Ryan Lee of the University of California, Los Angeles, and his colleagues created a network of 21 beams, each 15 cm long, and placed them in a triangular lattice. Each beam is equipped with a voice coil, flexures, and strain gauges. According to the researchers, these characteristics allow the beam to modify its length, adapt to its changing surroundings in real-time, and interact with other beams in the system. When forces are applied to the beam, the voice coil is employed to start a precisely tuned compression or expansion. The algorithm controls the learning behavior using information gathered by the strain gauge from the beam’s velocity. The system’s movable beams are connected to it via the flexures.
Every beam has sensors that determine how far each “neuron,” or beam joint, is out of alignment, as well as a tiny linear motor that can change the stiffness of the beam. By adjusting the beam stiffness, a computer can train the network as a result. After this is completed, the structure no longer has to be calculated externally, and the different beam stiffnesses are fixed.
The network’s response to applied forces is controlled by an optimization algorithm, which uses data from all of the strain gauges to create a combination of rigidity values. In order to verify the actions done by the strain gauge-monitored system, cameras were trained on the system’s output nodes. Although early versions had problems with the delay between input and reaction, the team worked for five years to work out the issues until the mechanical neural network material could learn and react in real-time.

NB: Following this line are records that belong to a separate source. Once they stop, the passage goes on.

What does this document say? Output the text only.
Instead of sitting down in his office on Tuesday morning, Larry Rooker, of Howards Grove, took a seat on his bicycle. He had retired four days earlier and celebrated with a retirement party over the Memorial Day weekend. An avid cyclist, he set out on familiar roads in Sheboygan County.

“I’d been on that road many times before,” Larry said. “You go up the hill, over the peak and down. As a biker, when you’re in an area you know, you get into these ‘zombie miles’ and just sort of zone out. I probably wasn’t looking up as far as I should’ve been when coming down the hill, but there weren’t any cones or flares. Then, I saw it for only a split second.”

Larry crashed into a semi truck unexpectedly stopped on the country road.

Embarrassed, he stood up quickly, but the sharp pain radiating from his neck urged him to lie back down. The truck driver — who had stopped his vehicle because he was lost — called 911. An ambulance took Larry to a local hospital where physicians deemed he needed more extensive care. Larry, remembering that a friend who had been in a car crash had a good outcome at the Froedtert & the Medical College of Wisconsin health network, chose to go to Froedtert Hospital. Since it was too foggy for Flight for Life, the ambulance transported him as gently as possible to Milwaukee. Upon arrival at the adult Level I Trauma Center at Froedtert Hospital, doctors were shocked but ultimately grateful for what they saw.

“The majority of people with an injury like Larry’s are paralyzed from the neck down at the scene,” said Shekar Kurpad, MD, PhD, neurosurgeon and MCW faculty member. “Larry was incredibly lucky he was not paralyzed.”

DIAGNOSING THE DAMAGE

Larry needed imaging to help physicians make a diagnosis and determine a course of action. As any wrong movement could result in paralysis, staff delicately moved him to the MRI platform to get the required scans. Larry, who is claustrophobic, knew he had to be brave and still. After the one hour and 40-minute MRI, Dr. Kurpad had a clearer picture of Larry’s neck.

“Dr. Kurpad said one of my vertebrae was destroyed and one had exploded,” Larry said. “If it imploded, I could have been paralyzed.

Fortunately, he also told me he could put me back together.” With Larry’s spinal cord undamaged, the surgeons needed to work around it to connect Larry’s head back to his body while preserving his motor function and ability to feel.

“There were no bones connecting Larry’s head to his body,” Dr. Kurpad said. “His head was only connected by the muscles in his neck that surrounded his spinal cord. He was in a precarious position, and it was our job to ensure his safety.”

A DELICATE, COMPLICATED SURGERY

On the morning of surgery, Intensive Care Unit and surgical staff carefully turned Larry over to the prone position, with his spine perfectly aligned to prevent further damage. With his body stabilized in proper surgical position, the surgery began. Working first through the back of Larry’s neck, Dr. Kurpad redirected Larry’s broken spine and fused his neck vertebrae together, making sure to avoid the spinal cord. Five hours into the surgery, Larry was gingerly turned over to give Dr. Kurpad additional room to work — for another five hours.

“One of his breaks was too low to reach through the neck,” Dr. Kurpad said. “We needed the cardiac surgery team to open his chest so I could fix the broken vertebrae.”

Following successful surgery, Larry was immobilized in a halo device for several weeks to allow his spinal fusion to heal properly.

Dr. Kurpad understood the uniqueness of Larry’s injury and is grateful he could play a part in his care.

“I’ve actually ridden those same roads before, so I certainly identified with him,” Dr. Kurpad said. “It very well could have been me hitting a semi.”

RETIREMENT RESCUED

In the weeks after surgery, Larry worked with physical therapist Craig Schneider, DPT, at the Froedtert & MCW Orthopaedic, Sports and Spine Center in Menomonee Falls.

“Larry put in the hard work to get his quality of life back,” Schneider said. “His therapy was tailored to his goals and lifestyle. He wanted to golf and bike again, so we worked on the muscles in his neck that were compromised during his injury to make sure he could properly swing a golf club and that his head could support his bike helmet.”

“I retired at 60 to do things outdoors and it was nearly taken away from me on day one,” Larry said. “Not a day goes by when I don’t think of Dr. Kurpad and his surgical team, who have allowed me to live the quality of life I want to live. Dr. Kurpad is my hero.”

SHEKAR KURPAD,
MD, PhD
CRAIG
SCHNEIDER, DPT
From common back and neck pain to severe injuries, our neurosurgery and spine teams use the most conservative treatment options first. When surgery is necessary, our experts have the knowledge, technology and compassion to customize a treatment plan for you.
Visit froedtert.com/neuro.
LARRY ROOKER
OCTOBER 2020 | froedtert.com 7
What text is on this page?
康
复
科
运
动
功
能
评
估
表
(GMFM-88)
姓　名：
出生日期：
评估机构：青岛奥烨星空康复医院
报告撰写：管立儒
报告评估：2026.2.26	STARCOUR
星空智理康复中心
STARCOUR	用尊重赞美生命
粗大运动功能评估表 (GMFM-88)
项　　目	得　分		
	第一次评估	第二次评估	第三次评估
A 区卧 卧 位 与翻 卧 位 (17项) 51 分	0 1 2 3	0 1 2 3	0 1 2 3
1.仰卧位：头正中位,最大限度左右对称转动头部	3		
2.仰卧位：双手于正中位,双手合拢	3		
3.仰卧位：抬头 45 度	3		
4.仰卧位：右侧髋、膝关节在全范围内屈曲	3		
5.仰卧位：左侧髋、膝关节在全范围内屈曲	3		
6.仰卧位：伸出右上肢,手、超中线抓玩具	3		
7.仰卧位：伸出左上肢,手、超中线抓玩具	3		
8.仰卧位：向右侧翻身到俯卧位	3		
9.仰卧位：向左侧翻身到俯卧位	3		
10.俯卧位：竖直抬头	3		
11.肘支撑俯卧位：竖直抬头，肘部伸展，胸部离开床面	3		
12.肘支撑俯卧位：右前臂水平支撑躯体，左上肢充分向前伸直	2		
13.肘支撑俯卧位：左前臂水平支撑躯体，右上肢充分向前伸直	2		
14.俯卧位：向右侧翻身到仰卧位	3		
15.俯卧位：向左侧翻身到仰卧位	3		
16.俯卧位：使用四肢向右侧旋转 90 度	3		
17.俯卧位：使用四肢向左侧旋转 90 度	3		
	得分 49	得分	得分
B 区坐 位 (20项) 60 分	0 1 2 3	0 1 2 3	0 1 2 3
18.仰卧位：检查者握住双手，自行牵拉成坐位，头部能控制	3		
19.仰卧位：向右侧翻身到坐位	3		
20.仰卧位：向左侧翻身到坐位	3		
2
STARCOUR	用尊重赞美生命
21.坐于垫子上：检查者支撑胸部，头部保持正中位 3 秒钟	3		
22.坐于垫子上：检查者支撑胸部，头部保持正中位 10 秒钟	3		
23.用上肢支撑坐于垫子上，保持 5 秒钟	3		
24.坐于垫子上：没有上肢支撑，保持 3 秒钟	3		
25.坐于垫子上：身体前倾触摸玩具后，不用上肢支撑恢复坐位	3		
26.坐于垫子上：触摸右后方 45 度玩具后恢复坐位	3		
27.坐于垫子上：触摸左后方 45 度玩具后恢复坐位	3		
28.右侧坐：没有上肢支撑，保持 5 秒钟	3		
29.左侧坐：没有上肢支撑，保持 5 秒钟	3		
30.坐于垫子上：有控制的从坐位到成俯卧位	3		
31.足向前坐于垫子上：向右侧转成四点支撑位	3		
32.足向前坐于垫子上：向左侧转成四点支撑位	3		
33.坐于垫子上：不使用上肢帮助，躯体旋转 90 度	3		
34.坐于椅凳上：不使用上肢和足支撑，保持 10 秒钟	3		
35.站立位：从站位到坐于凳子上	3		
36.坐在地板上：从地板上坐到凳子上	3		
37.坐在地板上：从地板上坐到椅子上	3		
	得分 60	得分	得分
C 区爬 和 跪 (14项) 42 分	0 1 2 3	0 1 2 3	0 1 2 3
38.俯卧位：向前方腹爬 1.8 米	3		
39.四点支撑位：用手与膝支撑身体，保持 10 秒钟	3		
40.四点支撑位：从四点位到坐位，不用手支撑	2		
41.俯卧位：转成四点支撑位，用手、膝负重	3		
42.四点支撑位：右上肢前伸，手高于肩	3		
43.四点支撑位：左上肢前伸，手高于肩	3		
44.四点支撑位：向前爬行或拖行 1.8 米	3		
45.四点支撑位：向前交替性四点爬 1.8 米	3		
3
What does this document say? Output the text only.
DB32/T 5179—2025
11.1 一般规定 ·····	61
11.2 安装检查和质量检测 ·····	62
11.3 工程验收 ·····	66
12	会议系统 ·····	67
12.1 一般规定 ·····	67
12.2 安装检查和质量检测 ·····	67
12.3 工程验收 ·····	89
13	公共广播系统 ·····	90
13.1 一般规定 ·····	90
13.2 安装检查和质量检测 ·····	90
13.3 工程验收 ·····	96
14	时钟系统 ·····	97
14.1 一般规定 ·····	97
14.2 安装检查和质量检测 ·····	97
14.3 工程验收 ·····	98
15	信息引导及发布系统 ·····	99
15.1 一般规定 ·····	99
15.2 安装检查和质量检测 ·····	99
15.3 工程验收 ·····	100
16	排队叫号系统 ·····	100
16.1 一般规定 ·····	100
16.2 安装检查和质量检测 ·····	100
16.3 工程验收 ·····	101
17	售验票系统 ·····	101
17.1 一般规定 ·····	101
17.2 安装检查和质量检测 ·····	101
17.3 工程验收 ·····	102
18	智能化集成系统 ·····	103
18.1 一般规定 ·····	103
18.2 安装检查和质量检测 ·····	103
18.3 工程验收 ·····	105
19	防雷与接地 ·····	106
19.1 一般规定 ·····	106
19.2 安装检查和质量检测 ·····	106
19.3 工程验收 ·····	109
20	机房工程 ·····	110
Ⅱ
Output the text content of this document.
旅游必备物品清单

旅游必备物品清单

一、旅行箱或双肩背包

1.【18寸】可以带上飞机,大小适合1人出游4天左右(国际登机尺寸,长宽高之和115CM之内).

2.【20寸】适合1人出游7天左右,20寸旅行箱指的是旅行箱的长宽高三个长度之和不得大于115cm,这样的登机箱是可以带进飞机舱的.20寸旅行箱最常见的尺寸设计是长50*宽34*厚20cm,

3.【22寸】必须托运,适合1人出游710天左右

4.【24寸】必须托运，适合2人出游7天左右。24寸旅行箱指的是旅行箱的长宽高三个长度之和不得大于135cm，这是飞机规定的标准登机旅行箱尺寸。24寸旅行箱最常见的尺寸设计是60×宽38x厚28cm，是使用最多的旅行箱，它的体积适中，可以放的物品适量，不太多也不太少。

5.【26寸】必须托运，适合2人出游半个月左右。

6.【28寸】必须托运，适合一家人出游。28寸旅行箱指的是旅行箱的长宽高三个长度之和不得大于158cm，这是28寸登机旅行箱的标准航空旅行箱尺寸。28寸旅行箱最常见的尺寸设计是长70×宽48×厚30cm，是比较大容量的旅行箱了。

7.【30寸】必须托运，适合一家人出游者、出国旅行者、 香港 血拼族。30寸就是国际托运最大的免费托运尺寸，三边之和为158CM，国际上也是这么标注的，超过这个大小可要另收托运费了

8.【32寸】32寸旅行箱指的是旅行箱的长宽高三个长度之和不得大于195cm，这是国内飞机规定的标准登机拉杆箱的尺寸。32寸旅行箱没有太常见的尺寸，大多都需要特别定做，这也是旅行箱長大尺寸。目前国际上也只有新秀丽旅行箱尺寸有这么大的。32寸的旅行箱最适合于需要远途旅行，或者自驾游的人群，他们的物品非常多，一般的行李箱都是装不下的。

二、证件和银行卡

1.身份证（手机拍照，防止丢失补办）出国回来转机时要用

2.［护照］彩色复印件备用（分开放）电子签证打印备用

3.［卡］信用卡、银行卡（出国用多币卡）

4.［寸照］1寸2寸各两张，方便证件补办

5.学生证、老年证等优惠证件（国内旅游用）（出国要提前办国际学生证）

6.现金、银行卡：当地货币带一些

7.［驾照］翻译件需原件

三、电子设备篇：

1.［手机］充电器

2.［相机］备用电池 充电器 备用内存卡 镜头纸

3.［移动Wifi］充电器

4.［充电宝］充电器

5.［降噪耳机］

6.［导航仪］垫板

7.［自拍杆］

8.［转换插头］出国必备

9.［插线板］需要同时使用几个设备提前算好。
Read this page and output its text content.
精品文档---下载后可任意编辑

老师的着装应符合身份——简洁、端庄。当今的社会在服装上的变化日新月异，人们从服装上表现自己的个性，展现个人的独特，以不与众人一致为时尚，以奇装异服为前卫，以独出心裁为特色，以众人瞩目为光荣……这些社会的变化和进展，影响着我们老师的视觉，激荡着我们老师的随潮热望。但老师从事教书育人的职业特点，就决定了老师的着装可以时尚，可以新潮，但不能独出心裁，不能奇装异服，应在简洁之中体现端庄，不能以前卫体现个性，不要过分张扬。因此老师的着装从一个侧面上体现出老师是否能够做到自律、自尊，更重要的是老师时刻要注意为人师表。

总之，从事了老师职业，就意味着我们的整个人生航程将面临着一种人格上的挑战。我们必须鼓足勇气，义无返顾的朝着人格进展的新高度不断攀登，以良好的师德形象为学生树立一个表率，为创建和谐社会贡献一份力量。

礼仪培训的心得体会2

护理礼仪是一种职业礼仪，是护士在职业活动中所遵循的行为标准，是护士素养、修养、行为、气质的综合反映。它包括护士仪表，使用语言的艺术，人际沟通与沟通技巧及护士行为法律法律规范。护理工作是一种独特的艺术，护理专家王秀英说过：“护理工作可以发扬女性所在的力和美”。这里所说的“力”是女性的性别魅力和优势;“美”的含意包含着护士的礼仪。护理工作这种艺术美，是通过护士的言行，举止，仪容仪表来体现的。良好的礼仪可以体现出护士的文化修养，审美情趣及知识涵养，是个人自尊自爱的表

Read More: Introducing Autocast: Dataset to Enable Forecasting of Real-World Events via Neural Networks
Even though the system is around the size of a microwave oven, the researchers want to make the mechanical neural network design simpler so that thousands of networks could be produced on the micro-scale within 3D lattices for useful material applications.
The researchers propose that mechanical neural networks could be included in armor to deflect shockwaves or in acoustic imaging technologies to harness soundwaves in addition to being used in cars and building materials.